There are several motivations for this. One is New Delhi’s eagerness to help bring about stronger, more resilient African economies from which Indian companies can benefit.
Another is the wish to distinguish its foreign policy from those of other global powers such as China, as well as from Western-dominated global institutions such as the World Bank and International Monetary Fund (IMF), which have all been prone to accusations of exploitative behaviour from African countries, fairly or otherwise.
“India has a development partnership with Africa and is providing capacity-building – lots of science and technology professionals are being granted scholarships, for instance,” Pant tells African Business.
“India is trying to make the following argument to Africa: we want to be part of your developmental journey, but we do not want this to be a donor-recipient relationship. We want this to be a relationship between two partners and to build greater capacity and resilience across African countries,” he says.
But more fundamentally, India’s increased engagement with Africa is part of its frequently expressed goal to rebalance global political and economic power in favour of the countries which have emerged since the existing Bretton Woods system was established in 1945.
Barnaby Dye, lecturer in development politics at the University of York, says that India also believes that “its relationships in Africa are an important part of fulfilling their global governance goals”.
“This is particularly the case because Africa tends to vote as a bloc in organisations such as the UN Security Council or General Assembly, or in trade and climate negotiations.

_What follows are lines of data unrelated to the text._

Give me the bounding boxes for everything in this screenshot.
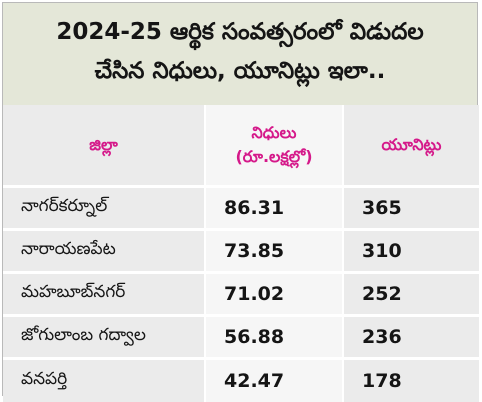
units-cell: 252 <box>342 271 479 316</box>
table-row: నారాయణపేట 73.85 310 <box>3 228 479 273</box>
funds-table: జిల్లా నిధులు (రూ.లక్షల్లో) యూనిట్లు నాగ… <box>3 105 479 402</box>
units-cell: 365 <box>342 185 479 230</box>
page-title: 2024-25 ఆర్థిక సంవత్సరంలో విడుదల చేసిన న… <box>3 3 477 105</box>
title-line-2: చేసిన నిధులు, యూనిట్లు ఇలా.. <box>94 58 386 84</box>
funds-cell: 71.02 <box>204 271 343 316</box>
header-funds-unit: (రూ.లక్షల్లో) <box>235 147 313 166</box>
header-district: జిల్లా <box>3 105 205 187</box>
header-row: జిల్లా నిధులు (రూ.లక్షల్లో) యూనిట్లు <box>3 105 479 187</box>
district-cell: నాగర్‌కర్నూల్ <box>3 185 205 230</box>
table-row: జోగులాంబ గద్వాల 56.88 236 <box>3 314 479 359</box>
header-district-label: జిల్లా <box>89 135 118 154</box>
funds-cell: 56.88 <box>204 314 343 359</box>
funds-cell: 86.31 <box>204 185 343 230</box>
header-funds: నిధులు (రూ.లక్షల్లో) <box>204 105 343 187</box>
funds-cell: 73.85 <box>204 228 343 273</box>
units-cell: 178 <box>342 357 479 402</box>
district-cell: వనపర్తి <box>3 357 205 402</box>
table-row: మహబూబ్‌నగర్ 71.02 252 <box>3 271 479 316</box>
units-cell: 236 <box>342 314 479 359</box>
table-row: నాగర్‌కర్నూల్ 86.31 365 <box>3 185 479 230</box>
district-cell: మహబూబ్‌నగర్ <box>3 271 205 316</box>
header-units: యూనిట్లు <box>342 105 479 187</box>
table-row: వనపర్తి 42.47 178 <box>3 357 479 402</box>
funds-cell: 42.47 <box>204 357 343 402</box>
units-cell: 310 <box>342 228 479 273</box>
title-line-1: 2024-25 ఆర్థిక సంవత్సరంలో విడుదల <box>56 19 424 45</box>
header-funds-label: నిధులు <box>251 123 297 142</box>
header-units-label: యూనిట్లు <box>381 135 442 154</box>
district-cell: నారాయణపేట <box>3 228 205 273</box>
district-cell: జోగులాంబ గద్వాల <box>3 314 205 359</box>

If you want to win an argument in these fora, you really want to try and court the African vote,” Dye says.
“India increasingly sees the value of being recognised as an important power by various African countries and is trying to build up friendly relations, through both diplomatic engagement and development cooperation,” he adds.
It is helpful for India, then, that many African countries also believe there is a need to reform international organisations such as the UN and IMF. At the BRICS summit of emerging economies in Johannesburg this year, two new African nations, Egypt and Ethiopia, joined a bloc that is widely seen as a hopeful challenger to the current order.
African countries, such as South Africa, have also been involved in efforts to reduce dependence on the US dollar and Western-dominated financial system. Dye tells African Business that Indian and African leaders believe “there is a shared strategic imperative for the countries of the Global South to work together to reform the international system.”
Relationship will grow in importance
The relationship between India and Africa is one that is deeply rooted in what both sides see as a shared history – but one that is also being updated for the challenges of a new era. From Africa’s perspective, it is highly likely that its relationship with what is already the world’s most populous nation and what will soon become the world’s third largest economy will continue to grow in importance – particularly during a period in which traditional geopolitical alliances on the continent are being shaken and reassessed.
While stronger ties between India and Africa could be financially lucrative for both, perhaps the drive for closer alignment between the two comes from their mutual, overarching geopolitical aims: to reform what they see as an unfair and outdated international order that diminishes the power of both Africa and the Indian subcontinent. Each recognises the other as being crucial to any successful attempt to achieve this goal.
Narendra Modi has often declared his ambition to make India the “voice of the Global South”. African leaders will be hoping that a new period of strong economic and political relations with the rising power of India will indeed give the continent a more powerful voice at the global level.